Quality statement 3: Diagnosing non‑IgE‑mediated food allergy

Quality statement

Children and young people whose allergy‑focused clinical history suggests a non‑IgE‑mediated food allergy, and who have not had a severe delayed reaction, are offered a trial elimination of the suspected allergen and subsequent reintroduction.

Rationale

If an allergy‑focused clinical history suggests a non‑IgE‑mediated food allergy, a trial elimination of a suspected allergen (followed by reintroduction) is important to confirm the diagnosis. Elimination of a food allergen may resolve or significantly improve symptoms and reintroduction may cause a recurrence or a further significant exacerbation. Elimination and reintroduction is not suitable for children and young people who have experienced severe delayed reactions; they should be referred to secondary or specialist care.

Quality measures

Structure

Evidence of local arrangements and written clinical protocols to ensure that children and young people whose allergy‑focused clinical history suggests a non‑IgE‑mediated food allergy, and who have not had a severe delayed reaction, are offered a trial elimination of the suspected allergen and subsequent reintroduction.

Data source: Local data collection.

Process

Proportion of children and young people whose allergy‑focused clinical history suggests a non‑IgE‑mediated food allergy, and who have not had a severe delayed reaction, who are offered a trial elimination of the suspected allergen and subsequent reintroduction.
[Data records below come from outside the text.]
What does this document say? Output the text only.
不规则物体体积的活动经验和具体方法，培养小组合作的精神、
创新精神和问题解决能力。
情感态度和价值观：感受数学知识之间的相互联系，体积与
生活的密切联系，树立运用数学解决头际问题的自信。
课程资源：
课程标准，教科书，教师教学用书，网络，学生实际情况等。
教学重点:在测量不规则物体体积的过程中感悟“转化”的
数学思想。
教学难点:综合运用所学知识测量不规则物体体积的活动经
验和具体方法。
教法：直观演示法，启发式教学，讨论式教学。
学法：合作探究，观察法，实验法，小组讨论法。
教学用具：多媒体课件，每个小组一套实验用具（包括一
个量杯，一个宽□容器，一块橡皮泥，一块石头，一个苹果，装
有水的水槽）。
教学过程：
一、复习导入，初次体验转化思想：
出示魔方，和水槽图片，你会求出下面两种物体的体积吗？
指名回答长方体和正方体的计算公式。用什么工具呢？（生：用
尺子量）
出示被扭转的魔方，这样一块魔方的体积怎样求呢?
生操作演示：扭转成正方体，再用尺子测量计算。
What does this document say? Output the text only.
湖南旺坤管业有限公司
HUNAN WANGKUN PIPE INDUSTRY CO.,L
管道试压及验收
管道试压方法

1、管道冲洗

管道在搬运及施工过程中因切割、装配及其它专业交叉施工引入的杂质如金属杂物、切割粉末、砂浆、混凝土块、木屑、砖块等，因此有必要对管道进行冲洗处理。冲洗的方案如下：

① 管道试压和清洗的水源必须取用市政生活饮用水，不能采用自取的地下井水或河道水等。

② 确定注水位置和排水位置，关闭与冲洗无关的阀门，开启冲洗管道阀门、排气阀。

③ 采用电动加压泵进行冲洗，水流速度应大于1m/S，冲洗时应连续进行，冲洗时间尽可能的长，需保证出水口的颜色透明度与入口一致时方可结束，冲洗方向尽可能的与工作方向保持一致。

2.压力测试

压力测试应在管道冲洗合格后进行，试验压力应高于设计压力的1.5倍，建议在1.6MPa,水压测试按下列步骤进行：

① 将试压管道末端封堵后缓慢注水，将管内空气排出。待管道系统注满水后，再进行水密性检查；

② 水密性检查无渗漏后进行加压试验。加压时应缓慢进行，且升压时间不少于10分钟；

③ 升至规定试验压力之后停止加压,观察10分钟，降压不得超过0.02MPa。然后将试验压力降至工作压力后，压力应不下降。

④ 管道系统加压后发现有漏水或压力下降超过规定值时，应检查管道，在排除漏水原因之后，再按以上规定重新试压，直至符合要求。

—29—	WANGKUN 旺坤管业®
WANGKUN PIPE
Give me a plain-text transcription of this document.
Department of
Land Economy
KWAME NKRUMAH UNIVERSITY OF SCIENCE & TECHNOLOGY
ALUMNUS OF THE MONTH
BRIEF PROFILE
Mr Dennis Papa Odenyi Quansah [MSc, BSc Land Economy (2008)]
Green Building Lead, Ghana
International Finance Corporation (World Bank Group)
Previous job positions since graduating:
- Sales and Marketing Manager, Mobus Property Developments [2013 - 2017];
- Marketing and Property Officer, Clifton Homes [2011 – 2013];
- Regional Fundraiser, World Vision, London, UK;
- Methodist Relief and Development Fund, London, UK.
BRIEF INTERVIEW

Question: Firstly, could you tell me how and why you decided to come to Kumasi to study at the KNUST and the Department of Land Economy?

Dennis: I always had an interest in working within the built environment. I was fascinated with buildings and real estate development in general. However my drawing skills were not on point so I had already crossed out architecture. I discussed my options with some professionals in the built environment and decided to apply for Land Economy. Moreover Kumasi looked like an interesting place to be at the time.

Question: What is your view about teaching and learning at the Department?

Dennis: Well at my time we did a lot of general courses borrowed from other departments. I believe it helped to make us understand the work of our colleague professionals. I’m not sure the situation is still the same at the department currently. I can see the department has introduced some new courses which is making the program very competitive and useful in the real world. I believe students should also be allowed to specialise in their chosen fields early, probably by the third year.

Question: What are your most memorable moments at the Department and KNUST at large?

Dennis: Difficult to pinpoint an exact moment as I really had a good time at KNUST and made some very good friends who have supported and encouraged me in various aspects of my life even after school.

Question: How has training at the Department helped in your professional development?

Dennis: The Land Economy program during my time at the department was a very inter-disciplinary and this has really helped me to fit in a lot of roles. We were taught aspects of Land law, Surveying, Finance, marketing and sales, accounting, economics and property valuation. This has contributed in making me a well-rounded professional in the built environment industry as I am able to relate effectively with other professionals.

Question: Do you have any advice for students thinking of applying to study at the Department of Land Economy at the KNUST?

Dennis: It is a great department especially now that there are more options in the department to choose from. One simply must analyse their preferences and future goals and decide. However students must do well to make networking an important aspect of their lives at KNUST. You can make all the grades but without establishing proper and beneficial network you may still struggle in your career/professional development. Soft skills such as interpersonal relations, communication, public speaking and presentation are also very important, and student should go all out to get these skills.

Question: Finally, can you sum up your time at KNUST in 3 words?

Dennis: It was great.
Numerator – the number in the denominator who are offered a trial elimination of the suspected allergen and subsequent reintroduction.

Denominator – the number of children and young people whose allergy‑focused clinical history suggests a non‑IgE‑mediated food allergy, and who have not had a severe delayed reaction.

Data source: Local data collection.

Outcome

a) Incidence of non‑IgE‑mediated food allergy.

Data source: Local data collection.

b) Children and young people with non‑IgE‑mediated food allergy who feel, or whose families feel, able to manage their condition.

Data source: Local data collection.

What the quality statement means for service providers, healthcare professionals, and commissioners

Service providers (such as primary care providers) ensure that healthcare professionals offer a trial elimination of a suspected food allergen, with reintroduction after the trial, to children and young people if an allergy‑focused clinical history suggests a non‑IgE‑mediated food allergy and they have not had a severe delayed reaction.

Healthcare professionals (such as GPs, primary care nurses, health visitors and paediatricians) offer a trial elimination of a suspected food allergen, with reintroduction after the trial, to children and young people if an allergy‑focused clinical history suggests a non‑IgE‑mediated food allergy and they have not had a severe delayed reaction. Healthcare professionals should have a good understanding of nutritional intake, timings of elimination and reintroduction, and follow‑up. Healthcare professionals offer children and young people (and their parents or carers if appropriate) information on:

  • what foods and drinks to avoid

  • how to interpret food labels

  • alternative sources of nutrition to ensure adequate nutritional intake

  • the safety and limitations of an elimination diet

  • the proposed duration of the elimination diet

  • when, where and how an oral food challenge or food reintroduction may be undertaken

  • the safety and limitations of oral food challenge or food reintroduction.

Commissioners (clinical commissioning groups and NHS England) commission services that offer trial elimination and reintroduction of allergens to children and young people if an allergy‑focused clinical history suggests non‑IgE‑mediated food allergy and they have not had a severe delayed reaction.

What the quality statement means for patients, service users and carers

Children and young people who are thought to have a food allergy that is not caused by IgE antibodiesare offered a trial of cutting out the food thought to cause the allergy (known as elimination) with introduction of the food again at a later date. This is to confirm the diagnosis.

Source guidance

Food allergy in under 19s: assessment and diagnosis (2011) NICE guideline CG116, recommendations 1.1.11 and 1.1.17

Definitions of terms used in this quality statement

Non‑IgE‑mediated food allergy

This is generally characterised by delayed reactions. Non‑IgE‑mediated reactions are poorly defined but are believed to be mediated by T‑cells. Signs and symptoms of non‑IgE‑mediated food allergy are given in recommendation 1.1.1 of the NICE guideline on food allergy in under 19s.

Trial elimination of the suspected allergen

Trial elimination of the suspected allergen would normally be for 2–6 weeks, followed by reintroduction. Advice should be sought from a dietitian with specialist training, about adequate nutritional intake, timings of elimination and reintroduction, and follow‑up. For people undergoing investigation for coeliac disease, see NICE's guideline on coeliac disease.

[Adapted from NICE's guideline on food allergy in under 19s, recommendation 1.1.11]

Advice on diagnosing non‑IgE‑mediated cows' milk allergy can be found in NICE's clinical knowledge summary on cows' milk protein allergy in children and the British Society for Allergy and Clinical Immunology's guidance on cow's milk allergy.